As much as I hate cutting things apart I already built on a project, it wasn’t right and I had to get the weight of the cab off of the tires when parked. I decided to make up some mini wheel tubs for the corners using Eastwood tools. I started by marking out the areas of the cab that were hitting when the truck was aired out. I then measured out a few inches all around that area to give adequate clearance around the wheels and tires.
Since I couldn’t tell exactly how far I needed to cut up into the cab corners I decided to put a couple relief cuts in the cab corners and slowly let the truck down until it hit the metal, then cut again until there was no interference. From there I made the last cut and was left with a sizable hole in the cab corners.
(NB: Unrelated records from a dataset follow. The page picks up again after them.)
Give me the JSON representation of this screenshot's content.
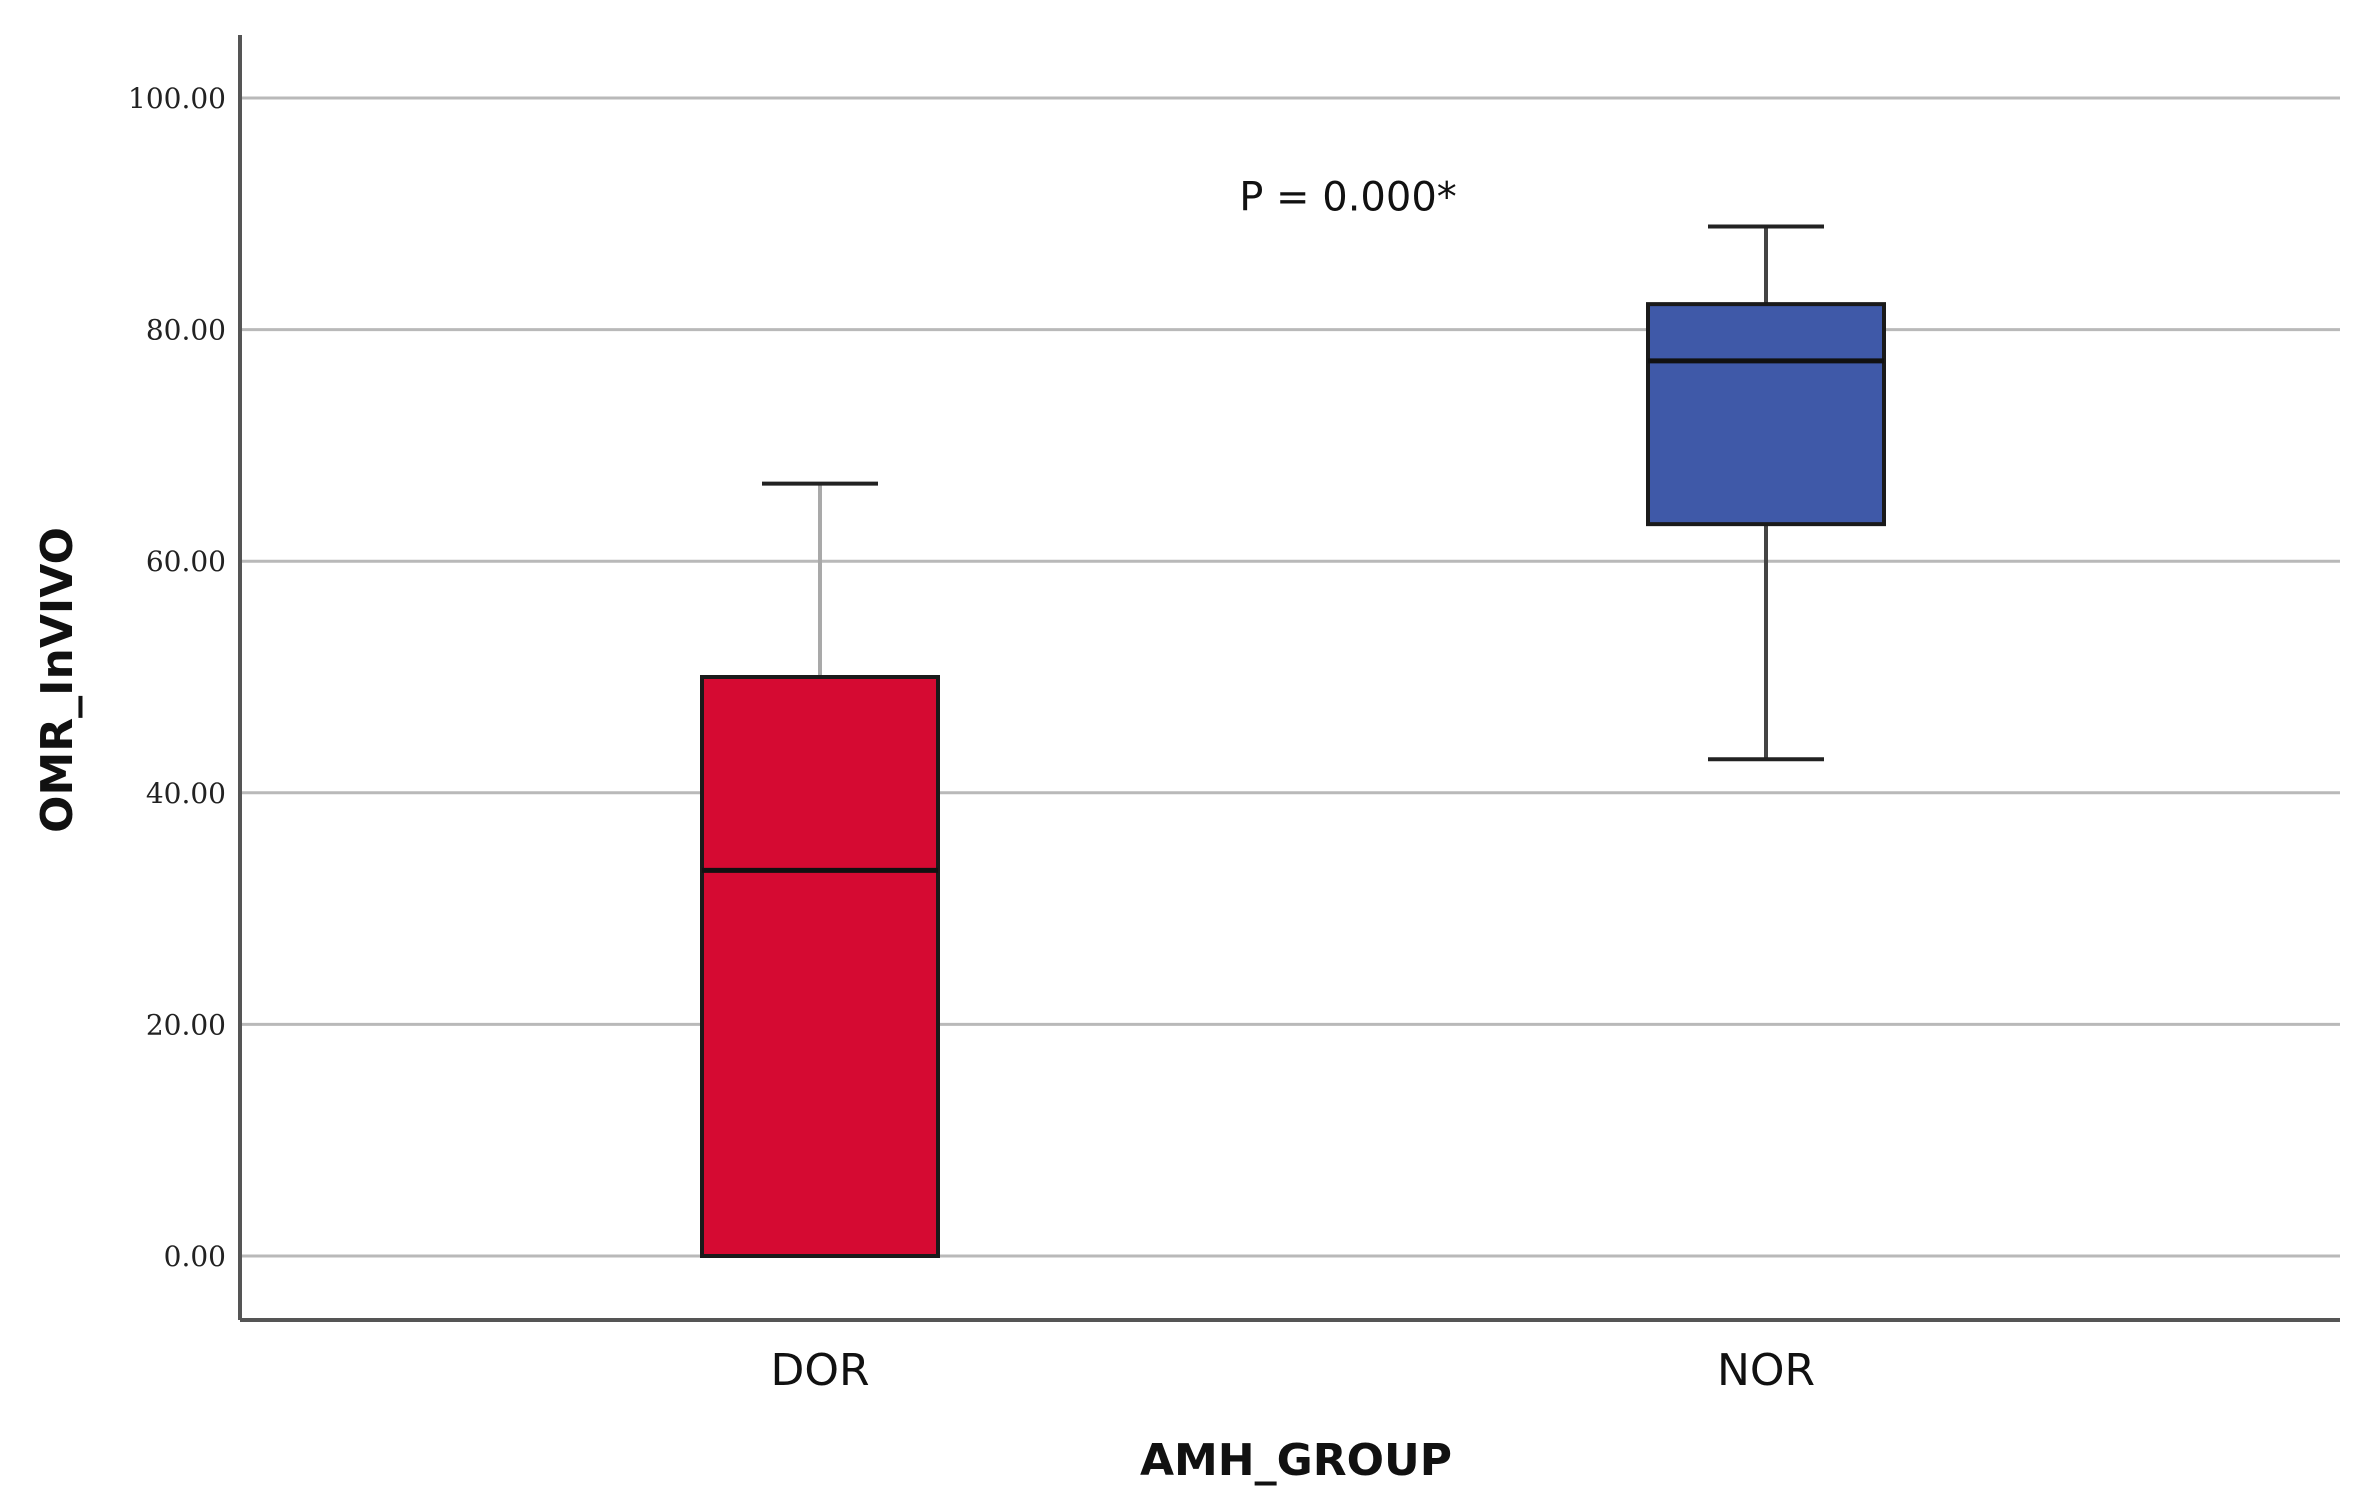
{
  "chart_data": {
    "type": "box",
    "title": "",
    "xlabel": "AMH_GROUP",
    "ylabel": "OMR_InVIVO",
    "ylim": [
      0,
      100
    ],
    "yticks": [
      0,
      20,
      40,
      60,
      80,
      100
    ],
    "ytick_labels": [
      "0.00",
      "20.00",
      "40.00",
      "60.00",
      "80.00",
      "100.00"
    ],
    "grid": "horizontal",
    "categories": [
      "DOR",
      "NOR"
    ],
    "boxes": [
      {
        "category": "DOR",
        "min": 0,
        "q1": 0,
        "median": 33.3,
        "q3": 50,
        "max": 66.7,
        "color": "#d50a32"
      },
      {
        "category": "NOR",
        "min": 42.9,
        "q1": 63.2,
        "median": 77.3,
        "q3": 82.2,
        "max": 88.9,
        "color": "#3f59a8"
      }
    ],
    "annotations": [
      {
        "text": "P = 0.000*",
        "x_between": [
          "DOR",
          "NOR"
        ],
        "y": 91.5
      }
    ]
  }
}
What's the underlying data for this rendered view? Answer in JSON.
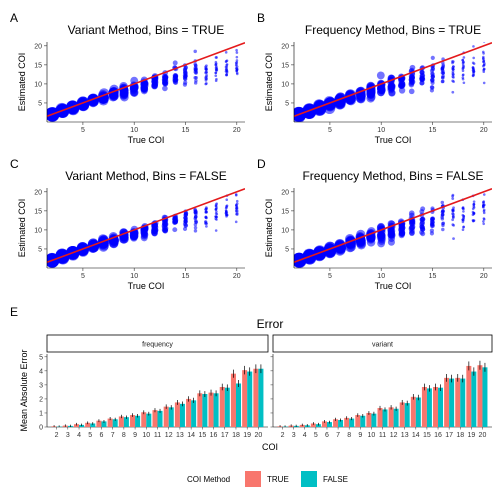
{
  "chart_data": {
    "scatter_panels": [
      {
        "letter": "A",
        "type": "scatter",
        "title": "Variant Method, Bins = TRUE",
        "xlabel": "True COI",
        "ylabel": "Estimated COI",
        "xticks": [
          5,
          10,
          15,
          20
        ],
        "yticks": [
          5,
          10,
          15,
          20
        ],
        "xlim": [
          1.5,
          20.8
        ],
        "ylim": [
          0,
          21
        ],
        "reference_line": "y = x",
        "estimates": [
          {
            "x": 2,
            "mean": 2.0,
            "spread": 0.2
          },
          {
            "x": 3,
            "mean": 3.0,
            "spread": 0.3
          },
          {
            "x": 4,
            "mean": 3.8,
            "spread": 0.4
          },
          {
            "x": 5,
            "mean": 4.8,
            "spread": 0.5
          },
          {
            "x": 6,
            "mean": 5.6,
            "spread": 0.6
          },
          {
            "x": 7,
            "mean": 6.4,
            "spread": 0.8
          },
          {
            "x": 8,
            "mean": 7.3,
            "spread": 1.0
          },
          {
            "x": 9,
            "mean": 8.1,
            "spread": 1.2
          },
          {
            "x": 10,
            "mean": 8.9,
            "spread": 1.4
          },
          {
            "x": 11,
            "mean": 9.7,
            "spread": 1.6
          },
          {
            "x": 12,
            "mean": 10.5,
            "spread": 1.8
          },
          {
            "x": 13,
            "mean": 11.2,
            "spread": 2.0
          },
          {
            "x": 14,
            "mean": 11.9,
            "spread": 2.2
          },
          {
            "x": 15,
            "mean": 12.6,
            "spread": 2.4
          },
          {
            "x": 16,
            "mean": 13.1,
            "spread": 2.6
          },
          {
            "x": 17,
            "mean": 13.7,
            "spread": 2.8
          },
          {
            "x": 18,
            "mean": 14.2,
            "spread": 3.0
          },
          {
            "x": 19,
            "mean": 14.8,
            "spread": 3.1
          },
          {
            "x": 20,
            "mean": 15.2,
            "spread": 3.3
          }
        ]
      },
      {
        "letter": "B",
        "type": "scatter",
        "title": "Frequency Method, Bins = TRUE",
        "xlabel": "True COI",
        "ylabel": "Estimated COI",
        "xticks": [
          5,
          10,
          15,
          20
        ],
        "yticks": [
          5,
          10,
          15,
          20
        ],
        "xlim": [
          1.5,
          20.8
        ],
        "ylim": [
          0,
          21
        ],
        "reference_line": "y = x",
        "estimates": [
          {
            "x": 2,
            "mean": 2.0,
            "spread": 0.3
          },
          {
            "x": 3,
            "mean": 2.9,
            "spread": 0.4
          },
          {
            "x": 4,
            "mean": 3.8,
            "spread": 0.5
          },
          {
            "x": 5,
            "mean": 4.7,
            "spread": 0.6
          },
          {
            "x": 6,
            "mean": 5.5,
            "spread": 0.8
          },
          {
            "x": 7,
            "mean": 6.3,
            "spread": 1.0
          },
          {
            "x": 8,
            "mean": 7.2,
            "spread": 1.3
          },
          {
            "x": 9,
            "mean": 8.0,
            "spread": 1.6
          },
          {
            "x": 10,
            "mean": 8.8,
            "spread": 1.9
          },
          {
            "x": 11,
            "mean": 9.6,
            "spread": 2.2
          },
          {
            "x": 12,
            "mean": 10.3,
            "spread": 2.5
          },
          {
            "x": 13,
            "mean": 11.0,
            "spread": 2.8
          },
          {
            "x": 14,
            "mean": 11.7,
            "spread": 3.0
          },
          {
            "x": 15,
            "mean": 12.4,
            "spread": 3.3
          },
          {
            "x": 16,
            "mean": 13.0,
            "spread": 3.5
          },
          {
            "x": 17,
            "mean": 13.6,
            "spread": 3.7
          },
          {
            "x": 18,
            "mean": 14.1,
            "spread": 3.9
          },
          {
            "x": 19,
            "mean": 14.6,
            "spread": 4.0
          },
          {
            "x": 20,
            "mean": 15.0,
            "spread": 4.2
          }
        ]
      },
      {
        "letter": "C",
        "type": "scatter",
        "title": "Variant Method, Bins = FALSE",
        "xlabel": "True COI",
        "ylabel": "Estimated COI",
        "xticks": [
          5,
          10,
          15,
          20
        ],
        "yticks": [
          5,
          10,
          15,
          20
        ],
        "xlim": [
          1.5,
          20.8
        ],
        "ylim": [
          0,
          21
        ],
        "reference_line": "y = x",
        "estimates": [
          {
            "x": 2,
            "mean": 2.0,
            "spread": 0.2
          },
          {
            "x": 3,
            "mean": 3.0,
            "spread": 0.3
          },
          {
            "x": 4,
            "mean": 3.9,
            "spread": 0.4
          },
          {
            "x": 5,
            "mean": 4.8,
            "spread": 0.5
          },
          {
            "x": 6,
            "mean": 5.7,
            "spread": 0.6
          },
          {
            "x": 7,
            "mean": 6.5,
            "spread": 0.8
          },
          {
            "x": 8,
            "mean": 7.4,
            "spread": 1.0
          },
          {
            "x": 9,
            "mean": 8.2,
            "spread": 1.2
          },
          {
            "x": 10,
            "mean": 9.0,
            "spread": 1.4
          },
          {
            "x": 11,
            "mean": 9.8,
            "spread": 1.6
          },
          {
            "x": 12,
            "mean": 10.6,
            "spread": 1.8
          },
          {
            "x": 13,
            "mean": 11.3,
            "spread": 2.0
          },
          {
            "x": 14,
            "mean": 12.0,
            "spread": 2.2
          },
          {
            "x": 15,
            "mean": 12.7,
            "spread": 2.4
          },
          {
            "x": 16,
            "mean": 13.3,
            "spread": 2.6
          },
          {
            "x": 17,
            "mean": 13.9,
            "spread": 2.8
          },
          {
            "x": 18,
            "mean": 14.5,
            "spread": 3.0
          },
          {
            "x": 19,
            "mean": 15.0,
            "spread": 3.1
          },
          {
            "x": 20,
            "mean": 15.6,
            "spread": 3.3
          }
        ]
      },
      {
        "letter": "D",
        "type": "scatter",
        "title": "Frequency Method, Bins = FALSE",
        "xlabel": "True COI",
        "ylabel": "Estimated COI",
        "xticks": [
          5,
          10,
          15,
          20
        ],
        "yticks": [
          5,
          10,
          15,
          20
        ],
        "xlim": [
          1.5,
          20.8
        ],
        "ylim": [
          0,
          21
        ],
        "reference_line": "y = x",
        "estimates": [
          {
            "x": 2,
            "mean": 2.0,
            "spread": 0.3
          },
          {
            "x": 3,
            "mean": 3.0,
            "spread": 0.4
          },
          {
            "x": 4,
            "mean": 3.9,
            "spread": 0.5
          },
          {
            "x": 5,
            "mean": 4.8,
            "spread": 0.6
          },
          {
            "x": 6,
            "mean": 5.6,
            "spread": 0.8
          },
          {
            "x": 7,
            "mean": 6.5,
            "spread": 1.0
          },
          {
            "x": 8,
            "mean": 7.3,
            "spread": 1.3
          },
          {
            "x": 9,
            "mean": 8.1,
            "spread": 1.6
          },
          {
            "x": 10,
            "mean": 8.9,
            "spread": 1.9
          },
          {
            "x": 11,
            "mean": 9.7,
            "spread": 2.2
          },
          {
            "x": 12,
            "mean": 10.4,
            "spread": 2.5
          },
          {
            "x": 13,
            "mean": 11.2,
            "spread": 2.8
          },
          {
            "x": 14,
            "mean": 11.9,
            "spread": 3.0
          },
          {
            "x": 15,
            "mean": 12.6,
            "spread": 3.3
          },
          {
            "x": 16,
            "mean": 13.2,
            "spread": 3.5
          },
          {
            "x": 17,
            "mean": 13.8,
            "spread": 3.7
          },
          {
            "x": 18,
            "mean": 14.4,
            "spread": 3.9
          },
          {
            "x": 19,
            "mean": 15.0,
            "spread": 4.0
          },
          {
            "x": 20,
            "mean": 15.5,
            "spread": 4.2
          }
        ]
      }
    ],
    "error_panel": {
      "letter": "E",
      "type": "bar",
      "title": "Error",
      "xlabel": "COI",
      "ylabel": "Mean Absolute Error",
      "yticks": [
        0,
        1,
        2,
        3,
        4,
        5
      ],
      "ylim": [
        0,
        5.2
      ],
      "categories": [
        "2",
        "3",
        "4",
        "5",
        "6",
        "7",
        "8",
        "9",
        "10",
        "11",
        "12",
        "13",
        "14",
        "15",
        "16",
        "17",
        "18",
        "19",
        "20"
      ],
      "legend_title": "COI Method",
      "legend_position": "bottom",
      "series_colors": {
        "TRUE": "#F8766D",
        "FALSE": "#00BFC4"
      },
      "facets": [
        {
          "label": "frequency",
          "series": [
            {
              "name": "TRUE",
              "values": [
                0.05,
                0.1,
                0.2,
                0.3,
                0.45,
                0.6,
                0.75,
                0.85,
                1.05,
                1.2,
                1.45,
                1.75,
                2.0,
                2.4,
                2.45,
                2.85,
                3.8,
                4.05,
                4.15
              ]
            },
            {
              "name": "FALSE",
              "values": [
                0.03,
                0.08,
                0.15,
                0.25,
                0.4,
                0.55,
                0.7,
                0.8,
                0.95,
                1.15,
                1.4,
                1.65,
                1.9,
                2.35,
                2.4,
                2.8,
                3.1,
                3.95,
                4.15
              ]
            }
          ]
        },
        {
          "label": "variant",
          "series": [
            {
              "name": "TRUE",
              "values": [
                0.05,
                0.1,
                0.15,
                0.25,
                0.4,
                0.55,
                0.65,
                0.85,
                1.0,
                1.35,
                1.4,
                1.75,
                2.15,
                2.85,
                2.85,
                3.5,
                3.5,
                4.35,
                4.4
              ]
            },
            {
              "name": "FALSE",
              "values": [
                0.03,
                0.08,
                0.12,
                0.2,
                0.35,
                0.5,
                0.6,
                0.8,
                0.95,
                1.25,
                1.3,
                1.7,
                2.1,
                2.75,
                2.8,
                3.45,
                3.45,
                3.95,
                4.25
              ]
            }
          ]
        }
      ]
    }
  },
  "colors": {
    "points": "#0000FF",
    "reference_line": "#E41A1C",
    "strip_fill": "#FFFFFF",
    "strip_border": "#000000",
    "error_bars": "#000000"
  }
}
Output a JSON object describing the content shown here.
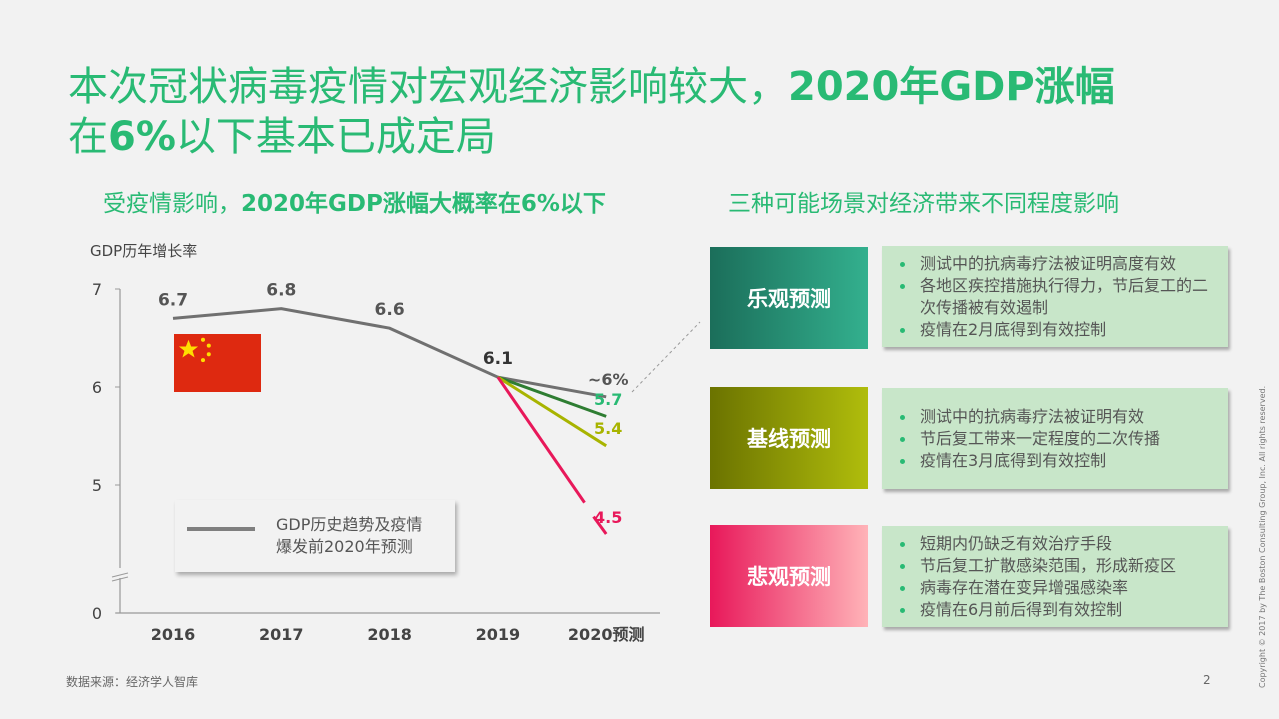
{
  "title": {
    "part1": "本次冠状病毒疫情对宏观经济影响较大，",
    "part2": "2020年GDP涨幅",
    "part3": "在",
    "part4": "6%",
    "part5": "以下基本已成定局"
  },
  "left_subtitle": {
    "a": "受疫情影响，",
    "b": "2020年GDP涨幅大概率在6%以下"
  },
  "right_subtitle": "三种可能场景对经济带来不同程度影响",
  "chart_data": {
    "type": "line",
    "ylabel": "GDP历年增长率",
    "categories": [
      "2016",
      "2017",
      "2018",
      "2019",
      "2020预测"
    ],
    "yticks": [
      "7",
      "6",
      "5",
      "0"
    ],
    "ylim": [
      0,
      7
    ],
    "axis_break": true,
    "series": [
      {
        "name": "GDP历史趋势及疫情爆发前2020年预测",
        "color": "#707070",
        "values": [
          6.7,
          6.8,
          6.6,
          6.1,
          5.9
        ],
        "labels": [
          "6.7",
          "6.8",
          "6.6",
          "6.1",
          "~6%"
        ]
      },
      {
        "color": "#2e7d32",
        "values": [
          null,
          null,
          null,
          6.1,
          5.7
        ],
        "labels": [
          null,
          null,
          null,
          null,
          "5.7"
        ],
        "label_color": "#29ba74"
      },
      {
        "color": "#a8b400",
        "values": [
          null,
          null,
          null,
          6.1,
          5.4
        ],
        "labels": [
          null,
          null,
          null,
          null,
          "5.4"
        ],
        "label_color": "#a8b400"
      },
      {
        "color": "#e8185a",
        "values": [
          null,
          null,
          null,
          6.1,
          4.5
        ],
        "labels": [
          null,
          null,
          null,
          null,
          "4.5"
        ],
        "label_color": "#e8185a"
      }
    ],
    "legend": {
      "line1": "GDP历史趋势及疫情",
      "line2": "爆发前2020年预测",
      "placement": "bottom-left"
    }
  },
  "flag": "china-flag",
  "scenarios": [
    {
      "name": "乐观预测",
      "colors": [
        "#1b6e5a",
        "#33b08e"
      ],
      "points": [
        "测试中的抗病毒疗法被证明高度有效",
        "各地区疾控措施执行得力，节后复工的二次传播被有效遏制",
        "疫情在2月底得到有效控制"
      ]
    },
    {
      "name": "基线预测",
      "colors": [
        "#6b7300",
        "#b0bd0c"
      ],
      "points": [
        "测试中的抗病毒疗法被证明有效",
        "节后复工带来一定程度的二次传播",
        "疫情在3月底得到有效控制"
      ]
    },
    {
      "name": "悲观预测",
      "colors": [
        "#e8185a",
        "#ffb3b8"
      ],
      "points": [
        "短期内仍缺乏有效治疗手段",
        "节后复工扩散感染范围，形成新疫区",
        "病毒存在潜在变异增强感染率",
        "疫情在6月前后得到有效控制"
      ]
    }
  ],
  "footer": {
    "source": "数据来源：经济学人智库",
    "page": "2",
    "copyright": "Copyright © 2017 by The Boston Consulting Group, Inc. All rights reserved."
  }
}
With my holes cut in the cab I took some chipboard and cut patterns that would make up my wheel tub. I taped the chipboard tub in place and raised and lowered the vehicle to make sure I had adequate clearance. I then took the pattern apart and cut the two pieces out of 18 gauge steel using the throatless metal shears. The side panel of the tub was just a flat piece of metal, but the top piece needed to take on a radius to fit around the tire. There are a few ways to do it including putting flanges on the ends and using the shrinker to create the desired radius, then cutting the flanges off, or bending over your knee, etc. I decided to do it the cleanest/quickest way and used the bench top english wheel to form the an even radius in the panel. I slowly worked the metal until it matched the radius I cut into the side of the cab corner.
With the two pieces cut and formed I test fitment of them one last time and then took them to the workbench and tack welded them together. I then ran a series of short welds in the seam of the panel using the TIG 200.
With the tubs now formed I mounted them in place and slowly tack welded them into the cab assuring that the gaps were tight and the tub was fitting correctly. There were a few spots that were a tiny bit too large so I used the angle grinder and a flap disc to shave the metal down until it was flush. After the panel was securely tack welded in place, I alternated around each seam while welding it together using the TIG 200. Once all of the seams were welded I used the flap disc to blend the seams into the surrounding metal. I then used a red sanding disc to take out the major scratches and leave an even finish on the entire area. This left a near invisible modification to the cab. I can now use a skim coat of filler or a coat of high build primer and the firewall is ready for paint.
This solved my issues with the cab hitting the tires and it will also allow me to turn the wheels even when driving very low if I so choose. In the end I am happy I went back and did the job right instead of just letting the cab rest on the tires!